Quebec researcher involved
The research team also included Timothée Poisot, a postdoctoral researcher at the University of Quebec at Rimouski; Klaus Zuberbuhler, a colleague of Gruber at the University of Neuchatel in Switzerland; and William Hoppitt at Anglia Ruskin University in England.
The first chimpanzee in the group ever seen making a moss sponge was "Nick," the 29-year-old alpha male — the top-ranked male in the group. Over the next six days, the researchers saw another seven chimps making and using moss sponges. In six of the cases, the chimps had recently watched another chimp making and using a moss sponge.
An analysis showed the chimps were 15 times more likely to start making and using a moss sponge if they had previously seen another chimp do it. That was not the case for the other new behaviour, re-using discarded leaf sponges.

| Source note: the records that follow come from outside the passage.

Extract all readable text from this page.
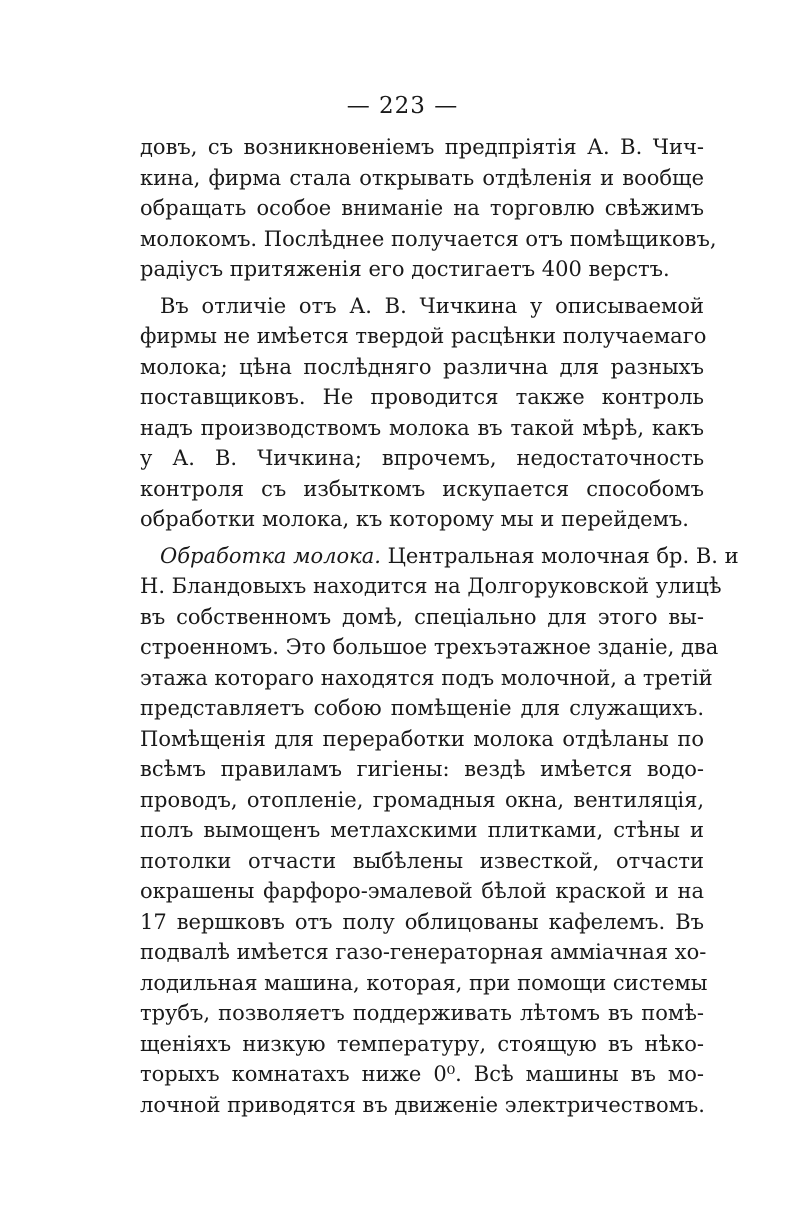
— 223 —
довъ, съ возникновенiемъ предпрiятiя А. В. Чич-
кина, фирма стала открывать отдѣленiя и вообще
обращать особое вниманiе на торговлю свѣжимъ
молокомъ. Послѣднее получается отъ помѣщиковъ,
радiусъ притяженiя его достигаетъ 400 верстъ.
Въ отличiе отъ А. В. Чичкина у описываемой
фирмы не имѣется твердой расцѣнки получаемаго
молока; цѣна послѣдняго различна для разныхъ
поставщиковъ. Не проводится также контроль
надъ производствомъ молока въ такой мѣрѣ, какъ
у А. В. Чичкина; впрочемъ, недостаточность
контроля съ избыткомъ искупается способомъ
обработки молока, къ которому мы и перейдемъ.
Обработка молока. Центральная молочная бр. В. и
Н. Бландовыхъ находится на Долгоруковской улицѣ
въ собственномъ домѣ, спецiально для этого вы-
строенномъ. Это большое трехъэтажное зданiе, два
этажа котораго находятся подъ молочной, а третiй
представляетъ собою помѣщенiе для служащихъ.
Помѣщенiя для переработки молока отдѣланы по
всѣмъ правиламъ гигiены: вездѣ имѣется водо-
проводъ, отопленiе, громадныя окна, вентиляцiя,
полъ вымощенъ метлахскими плитками, стѣны и
потолки отчасти выбѣлены известкой, отчасти
окрашены фарфоро-эмалевой бѣлой краской и на
17 вершковъ отъ полу облицованы кафелемъ. Въ
подвалѣ имѣется газо-генераторная амміачная хо-
лодильная машина, которая, при помощи системы
трубъ, позволяетъ поддерживать лѣтомъ въ помѣ-
щенiяхъ низкую температуру, стоящую въ нѣко-
торыхъ комнатахъ ниже 0⁰. Всѣ машины въ мо-
лочной приводятся въ движенiе электричествомъ.
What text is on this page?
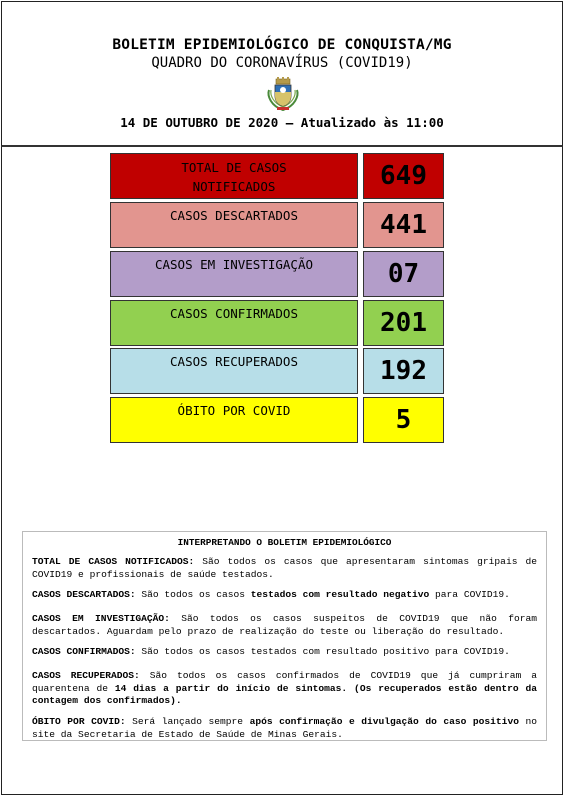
BOLETIM EPIDEMIOLÓGICO DE CONQUISTA/MG
QUADRO DO CORONAVÍRUS (COVID19)
14 DE OUTUBRO DE 2020 – Atualizado às 11:00
TOTAL DE CASOS NOTIFICADOS	649
CASOS DESCARTADOS	441
CASOS EM INVESTIGAÇÃO	07
CASOS CONFIRMADOS	201
CASOS RECUPERADOS	192
ÓBITO POR COVID	5
INTERPRETANDO O BOLETIM EPIDEMIOLÓGICO
TOTAL DE CASOS NOTIFICADOS: São todos os casos que apresentaram sintomas gripais de COVID19 e profissionais de saúde testados.
CASOS DESCARTADOS: São todos os casos testados com resultado negativo para COVID19.
CASOS EM INVESTIGAÇÃO: São todos os casos suspeitos de COVID19 que não foram descartados. Aguardam pelo prazo de realização do teste ou liberação do resultado.
CASOS CONFIRMADOS: São todos os casos testados com resultado positivo para COVID19.
CASOS RECUPERADOS: São todos os casos confirmados de COVID19 que já cumpriram a quarentena de 14 dias a partir do início de sintomas. (Os recuperados estão dentro da contagem dos confirmados).
ÓBITO POR COVID: Será lançado sempre após confirmação e divulgação do caso positivo no site da Secretaria de Estado de Saúde de Minas Gerais.
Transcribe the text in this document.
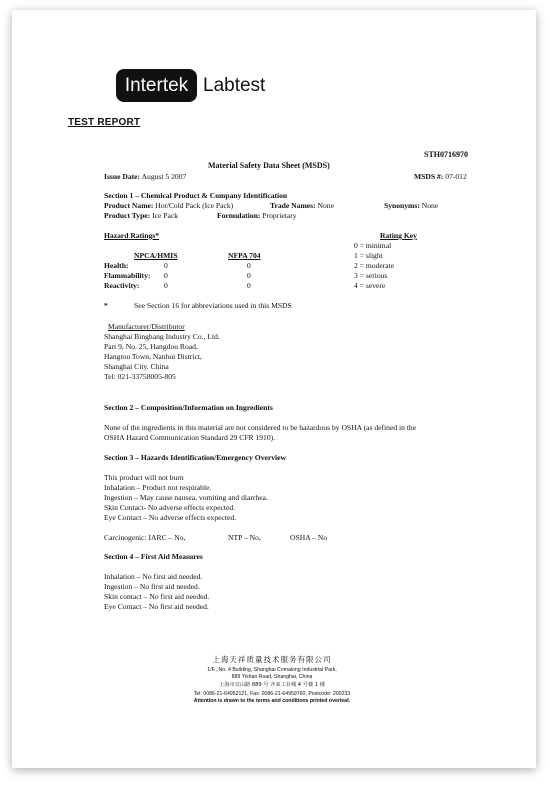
Intertek Labtest
TEST REPORT
STH0716970
Material Safety Data Sheet (MSDS)
Issue Date: August 5 2007	MSDS #: 07-012
Section 1 – Chemical Product & Company Identification
Product Name: Hot/Cold Pack (Ice Pack)	Trade Names: None	Synonyms: None
Product Type: Ice Pack	Formulation: Proprietary
Hazard Ratings*	Rating Key
NPCA/HMIS	NFPA 704
Health:	0	0
Flammability: 0	0
Reactivity:	0	0
0 = minimal
1 = slight
2 = moderate
3 = serious
4 = severe
*	See Section 16 for abbreviations used in this MSDS
Manufacturer/Distributor
Shanghai Binghang Industry Co., Ltd.
Part 9, No. 25, Hangdou Road,
Hangtou Town, Nanhui District,
Shanghai City. China
Tel: 021-33758005-805
Section 2 – Composition/Information on Ingredients
None of the ingredients in this material are not considered to be hazardous by OSHA (as defined in the
OSHA Hazard Communication Standard 29 CFR 1910).
Section 3 – Hazards Identification/Emergency Overview
This product will not burn
Inhalation – Product not respirable.
Ingestion – May cause nausea, vomiting and diarrhea.
Skin Contact- No adverse effects expected.
Eye Contact – No adverse effects expected.
Carcinogenic: IARC – No,	NTP – No,	OSHA – No
Section 4 – First Aid Measures
Inhalation – No first aid needed.
Ingestion – No first aid needed.
Skin contact – No first aid needed.
Eye Contact – No first aid needed.
上海天祥质量技术服务有限公司
1/F., No. 4 Building, Shanghai Comalong Industrial Park,
889 Yishan Road, Shanghai, China
上海市宜山路 889 号 齐来工业城 4 号楼 1 楼
Tel: 0086-21-64952121, Fax: 0086-21-64959760, Postcode: 200233
Attention is drawn to the terms and conditions printed overleaf.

The researchers acknowledged that while the chimpanzees appeared to learn to make moss sponges from other chimps, they weren't exactly sure how — whether it was by direct observation, or independently trying to come up with a similar design, for example. That means they don't necessarily learn in the same way as humans.
Thibaud also noted that there is a difference in what humans can transmit to one another compared to apes that allows human culture to be far more complex than that of apes.